O entendimento de que o candidato que causar eleição suplementar não pode participar do pleito tem causado controvérsia no meio jurídico e político. Para dirimir dúvidas, o Portal Pratigi foi buscar o entendimento a partir de decisões proferidas pelo TSE e confirmou que Ioná Queiroz pode sim ser candidata no pleito de 1º de setembro.

Ioná, que está afastada do cargo de prefeita desde o dia 28 de junho, não foi cassada, como foi divulgado em alguns meios de comunicação. A então prefeita teve o seu registro de candidatura de 2016 indeferido, portanto, um caso de indeferimento e não de cassação.

Um ponto a ser observado é que com o fim do processo contra Ioná, a mesma torna-se elegível, segundo entendimento do ministro Alexandre de Moraes, que proferiu voto favorável à mesma na manutenção do cargo de prefeita. A ministra Rosa Weber, presidente do TSE, ao proferir o indeferimento do registro de Ioná, relativo à 2016, também entendeu que, com o fim do processo, extingue-se a inelegibilidade da gestora.

Outro detalhe do processo é que Ioná não cometeu nenhum crime político nas eleições de 2016. Apenas foi verificado um impedimento pessoal em função do tempo para completar os 8 anos de inelegibilidade do processo anterior (2008), o qual já havia sido extinto em 5 de outubro de 2016.

JURISPRUDÊNCIA

Em 2018, houve um julgamento que pode ser aplicado ao caso de Ioná.
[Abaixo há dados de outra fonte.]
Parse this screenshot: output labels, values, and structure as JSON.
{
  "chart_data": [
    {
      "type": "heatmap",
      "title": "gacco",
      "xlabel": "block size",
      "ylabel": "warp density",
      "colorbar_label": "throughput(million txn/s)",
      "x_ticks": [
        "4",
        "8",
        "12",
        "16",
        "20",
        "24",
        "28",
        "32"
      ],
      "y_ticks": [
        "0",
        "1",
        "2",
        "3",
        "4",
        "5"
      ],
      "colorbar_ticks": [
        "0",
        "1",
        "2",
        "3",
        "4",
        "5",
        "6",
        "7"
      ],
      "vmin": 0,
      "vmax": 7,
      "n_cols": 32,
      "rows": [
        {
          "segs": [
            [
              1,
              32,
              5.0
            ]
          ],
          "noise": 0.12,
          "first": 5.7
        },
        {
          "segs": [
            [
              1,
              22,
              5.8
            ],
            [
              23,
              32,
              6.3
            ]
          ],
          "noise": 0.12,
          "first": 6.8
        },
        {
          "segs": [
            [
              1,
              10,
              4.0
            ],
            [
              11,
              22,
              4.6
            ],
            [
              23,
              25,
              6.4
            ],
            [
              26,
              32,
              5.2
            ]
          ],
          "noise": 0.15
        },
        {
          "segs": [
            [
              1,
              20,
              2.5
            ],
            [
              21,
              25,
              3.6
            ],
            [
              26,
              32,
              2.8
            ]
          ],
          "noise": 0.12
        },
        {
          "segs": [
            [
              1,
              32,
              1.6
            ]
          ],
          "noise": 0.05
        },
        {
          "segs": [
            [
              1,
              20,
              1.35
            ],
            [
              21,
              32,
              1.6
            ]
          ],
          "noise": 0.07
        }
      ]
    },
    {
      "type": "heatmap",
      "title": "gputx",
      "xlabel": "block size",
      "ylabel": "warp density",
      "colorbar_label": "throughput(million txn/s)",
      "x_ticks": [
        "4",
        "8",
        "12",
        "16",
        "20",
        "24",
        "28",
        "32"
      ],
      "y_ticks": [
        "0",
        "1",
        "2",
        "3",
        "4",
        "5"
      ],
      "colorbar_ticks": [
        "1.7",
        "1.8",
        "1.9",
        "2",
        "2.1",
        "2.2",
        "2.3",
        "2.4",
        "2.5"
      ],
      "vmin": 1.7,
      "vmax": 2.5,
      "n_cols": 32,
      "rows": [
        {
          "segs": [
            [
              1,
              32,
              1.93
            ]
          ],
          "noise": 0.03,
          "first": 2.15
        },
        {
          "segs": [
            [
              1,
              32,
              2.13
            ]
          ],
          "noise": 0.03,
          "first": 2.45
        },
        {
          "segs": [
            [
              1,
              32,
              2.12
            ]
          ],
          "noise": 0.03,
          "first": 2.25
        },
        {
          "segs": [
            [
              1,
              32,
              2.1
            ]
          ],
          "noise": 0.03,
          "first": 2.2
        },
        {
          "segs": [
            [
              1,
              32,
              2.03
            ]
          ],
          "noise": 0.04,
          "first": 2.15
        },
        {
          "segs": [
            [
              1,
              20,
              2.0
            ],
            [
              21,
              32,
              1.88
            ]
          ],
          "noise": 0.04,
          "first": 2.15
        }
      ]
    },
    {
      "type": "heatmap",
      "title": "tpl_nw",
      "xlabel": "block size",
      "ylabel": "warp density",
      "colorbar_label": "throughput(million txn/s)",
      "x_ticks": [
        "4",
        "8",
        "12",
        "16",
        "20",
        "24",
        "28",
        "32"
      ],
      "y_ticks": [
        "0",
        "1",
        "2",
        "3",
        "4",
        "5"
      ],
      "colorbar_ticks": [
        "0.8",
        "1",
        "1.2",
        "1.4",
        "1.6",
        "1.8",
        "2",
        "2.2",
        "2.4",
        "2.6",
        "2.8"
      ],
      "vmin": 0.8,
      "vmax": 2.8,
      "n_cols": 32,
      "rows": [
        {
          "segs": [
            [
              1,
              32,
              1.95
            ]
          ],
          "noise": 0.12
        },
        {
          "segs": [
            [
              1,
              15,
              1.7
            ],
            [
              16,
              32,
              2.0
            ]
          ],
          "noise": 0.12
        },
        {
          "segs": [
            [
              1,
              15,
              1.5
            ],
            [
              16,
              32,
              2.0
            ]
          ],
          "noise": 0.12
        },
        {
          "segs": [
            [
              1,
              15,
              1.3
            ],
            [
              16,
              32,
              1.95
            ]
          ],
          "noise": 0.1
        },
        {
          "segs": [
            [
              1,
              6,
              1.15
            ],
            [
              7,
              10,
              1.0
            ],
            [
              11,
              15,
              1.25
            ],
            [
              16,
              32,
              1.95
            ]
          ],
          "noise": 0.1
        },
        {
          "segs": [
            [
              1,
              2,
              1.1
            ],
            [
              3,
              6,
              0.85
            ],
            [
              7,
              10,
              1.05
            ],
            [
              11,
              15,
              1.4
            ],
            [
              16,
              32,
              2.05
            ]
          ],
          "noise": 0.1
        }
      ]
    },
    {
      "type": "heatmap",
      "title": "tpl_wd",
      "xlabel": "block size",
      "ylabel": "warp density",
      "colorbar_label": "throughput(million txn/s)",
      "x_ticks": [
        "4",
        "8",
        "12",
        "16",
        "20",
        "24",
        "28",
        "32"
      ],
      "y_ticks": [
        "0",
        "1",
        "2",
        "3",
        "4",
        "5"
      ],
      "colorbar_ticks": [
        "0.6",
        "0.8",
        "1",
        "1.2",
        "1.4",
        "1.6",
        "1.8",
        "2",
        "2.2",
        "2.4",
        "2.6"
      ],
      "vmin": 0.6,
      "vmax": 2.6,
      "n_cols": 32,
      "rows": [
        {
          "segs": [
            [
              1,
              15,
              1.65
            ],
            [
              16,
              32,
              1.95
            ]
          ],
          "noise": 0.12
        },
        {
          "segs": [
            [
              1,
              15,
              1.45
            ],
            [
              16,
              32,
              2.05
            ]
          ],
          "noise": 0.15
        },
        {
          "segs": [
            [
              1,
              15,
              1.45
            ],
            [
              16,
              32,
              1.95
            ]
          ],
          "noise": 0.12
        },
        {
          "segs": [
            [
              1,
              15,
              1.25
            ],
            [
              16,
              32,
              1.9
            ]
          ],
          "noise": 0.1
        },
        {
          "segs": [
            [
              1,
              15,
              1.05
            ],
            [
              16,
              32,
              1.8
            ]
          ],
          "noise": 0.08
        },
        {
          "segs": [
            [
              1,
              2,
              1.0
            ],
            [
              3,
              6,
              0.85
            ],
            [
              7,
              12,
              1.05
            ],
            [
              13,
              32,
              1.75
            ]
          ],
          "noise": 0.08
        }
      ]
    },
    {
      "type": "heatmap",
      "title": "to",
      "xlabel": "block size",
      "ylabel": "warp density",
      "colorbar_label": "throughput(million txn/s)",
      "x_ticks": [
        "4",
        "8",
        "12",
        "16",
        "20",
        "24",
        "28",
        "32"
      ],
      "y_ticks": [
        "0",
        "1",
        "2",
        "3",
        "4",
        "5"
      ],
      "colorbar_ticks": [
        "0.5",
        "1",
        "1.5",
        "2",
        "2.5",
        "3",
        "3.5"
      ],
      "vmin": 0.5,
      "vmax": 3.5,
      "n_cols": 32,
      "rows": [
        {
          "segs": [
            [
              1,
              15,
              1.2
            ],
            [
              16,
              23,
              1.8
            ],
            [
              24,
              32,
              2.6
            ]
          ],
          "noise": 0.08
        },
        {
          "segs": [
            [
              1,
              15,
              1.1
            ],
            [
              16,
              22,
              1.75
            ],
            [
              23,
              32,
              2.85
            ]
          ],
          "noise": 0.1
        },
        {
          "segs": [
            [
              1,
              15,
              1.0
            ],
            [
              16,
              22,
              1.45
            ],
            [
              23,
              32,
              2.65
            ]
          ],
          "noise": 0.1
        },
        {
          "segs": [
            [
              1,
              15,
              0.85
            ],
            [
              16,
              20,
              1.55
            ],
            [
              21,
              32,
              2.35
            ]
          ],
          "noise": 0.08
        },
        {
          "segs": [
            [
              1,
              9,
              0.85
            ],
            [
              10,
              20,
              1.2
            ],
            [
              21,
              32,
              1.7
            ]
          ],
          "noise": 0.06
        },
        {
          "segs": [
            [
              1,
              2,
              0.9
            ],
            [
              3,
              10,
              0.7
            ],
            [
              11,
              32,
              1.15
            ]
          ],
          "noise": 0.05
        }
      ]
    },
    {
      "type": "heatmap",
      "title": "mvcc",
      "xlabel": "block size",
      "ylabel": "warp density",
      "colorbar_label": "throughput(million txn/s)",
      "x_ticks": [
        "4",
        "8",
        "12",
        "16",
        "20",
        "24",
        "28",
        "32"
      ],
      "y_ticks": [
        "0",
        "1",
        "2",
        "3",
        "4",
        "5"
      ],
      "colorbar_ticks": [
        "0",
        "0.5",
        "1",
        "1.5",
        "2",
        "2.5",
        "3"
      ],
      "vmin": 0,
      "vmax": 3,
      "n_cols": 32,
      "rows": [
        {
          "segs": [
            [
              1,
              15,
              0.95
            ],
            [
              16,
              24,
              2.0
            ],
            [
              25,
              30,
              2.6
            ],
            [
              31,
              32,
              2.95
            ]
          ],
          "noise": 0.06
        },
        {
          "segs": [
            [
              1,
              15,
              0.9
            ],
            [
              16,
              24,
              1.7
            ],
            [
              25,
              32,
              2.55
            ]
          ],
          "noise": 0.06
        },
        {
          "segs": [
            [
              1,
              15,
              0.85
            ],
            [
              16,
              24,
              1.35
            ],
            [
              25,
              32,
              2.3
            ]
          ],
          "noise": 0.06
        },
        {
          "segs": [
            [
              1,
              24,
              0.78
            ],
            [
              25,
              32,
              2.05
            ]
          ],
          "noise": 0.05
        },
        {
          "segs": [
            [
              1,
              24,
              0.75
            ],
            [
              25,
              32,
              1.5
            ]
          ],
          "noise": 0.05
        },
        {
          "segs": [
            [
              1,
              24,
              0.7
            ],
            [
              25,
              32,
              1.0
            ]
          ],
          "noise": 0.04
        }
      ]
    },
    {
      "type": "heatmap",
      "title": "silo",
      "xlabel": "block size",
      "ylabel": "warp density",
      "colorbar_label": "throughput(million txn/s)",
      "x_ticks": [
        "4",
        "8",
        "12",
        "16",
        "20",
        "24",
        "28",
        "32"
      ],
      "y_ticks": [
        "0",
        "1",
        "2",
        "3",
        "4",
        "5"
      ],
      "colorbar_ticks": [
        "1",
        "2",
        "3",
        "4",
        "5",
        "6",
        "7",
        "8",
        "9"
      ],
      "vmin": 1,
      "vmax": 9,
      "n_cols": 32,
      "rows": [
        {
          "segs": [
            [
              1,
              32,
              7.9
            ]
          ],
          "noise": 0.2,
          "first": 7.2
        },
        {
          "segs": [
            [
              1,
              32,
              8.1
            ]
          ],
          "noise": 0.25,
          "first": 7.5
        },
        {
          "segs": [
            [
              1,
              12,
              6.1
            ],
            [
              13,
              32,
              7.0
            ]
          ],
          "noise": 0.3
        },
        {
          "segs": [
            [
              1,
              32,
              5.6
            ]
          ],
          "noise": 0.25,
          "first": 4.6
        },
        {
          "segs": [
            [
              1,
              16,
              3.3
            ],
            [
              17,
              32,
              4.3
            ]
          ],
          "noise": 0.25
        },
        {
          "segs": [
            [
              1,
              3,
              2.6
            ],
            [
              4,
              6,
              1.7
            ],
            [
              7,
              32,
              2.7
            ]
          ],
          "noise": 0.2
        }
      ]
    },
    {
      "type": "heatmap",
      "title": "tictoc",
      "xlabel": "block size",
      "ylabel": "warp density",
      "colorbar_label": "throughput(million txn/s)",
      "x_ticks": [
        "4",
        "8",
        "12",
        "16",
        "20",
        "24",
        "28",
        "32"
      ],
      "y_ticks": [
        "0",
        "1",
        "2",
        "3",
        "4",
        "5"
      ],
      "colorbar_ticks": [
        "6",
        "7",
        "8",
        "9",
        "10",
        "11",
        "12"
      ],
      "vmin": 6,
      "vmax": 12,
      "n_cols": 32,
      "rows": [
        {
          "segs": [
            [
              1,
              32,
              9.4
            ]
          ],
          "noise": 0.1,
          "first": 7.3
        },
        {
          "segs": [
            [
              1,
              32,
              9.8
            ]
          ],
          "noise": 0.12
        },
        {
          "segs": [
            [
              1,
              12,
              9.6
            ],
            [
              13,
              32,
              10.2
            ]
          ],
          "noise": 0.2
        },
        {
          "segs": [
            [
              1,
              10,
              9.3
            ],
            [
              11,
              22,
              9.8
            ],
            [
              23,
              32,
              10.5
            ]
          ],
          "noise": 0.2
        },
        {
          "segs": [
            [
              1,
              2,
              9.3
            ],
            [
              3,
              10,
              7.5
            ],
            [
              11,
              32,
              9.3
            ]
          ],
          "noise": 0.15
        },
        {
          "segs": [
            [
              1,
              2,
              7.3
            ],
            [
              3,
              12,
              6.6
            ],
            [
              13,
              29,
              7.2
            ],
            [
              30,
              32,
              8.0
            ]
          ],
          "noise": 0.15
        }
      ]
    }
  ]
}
O então ministro Tarcisio Vieira, no processo do então prefeito Dalton Vieira dos Santos (PP), de Petrolina de Goiás (GO), ao apresentar voto-vista na sessão do TSE de 6 de setembro daquele ano, afirmou que, “diante das peculiaridades do processo, deveria ser deferida a candidatura de Vieira ao pleito suplementar a fim de preservar a soberania popular e evitar maior instabilidade político-social no município, caso outra eleição fosse convocada. De acordo com informações do processo, o ministro apontou que a nulidade da eleição ordinária na época teria ocorrido em razão de impedimento pessoal (impossibilidade de filiação partidária devido a direitos políticos suspensos), e não em virtude de ato ilícito praticado pelo candidato”.

À época, o ministro Luís Roberto Barroso apresentou seu voto alinhando-se ao posicionamento do relator para deferir o registro do candidato, destacando, também, a necessidade de se evitar instabilidade política e social no município.

Como não houve crime eleitoral em 2016 e sim um indeferimento do registro de candidatura, Ioná torna-se elegível e sem nenhum impedimento para disputar as eleições de 1º de setembro em Camamu.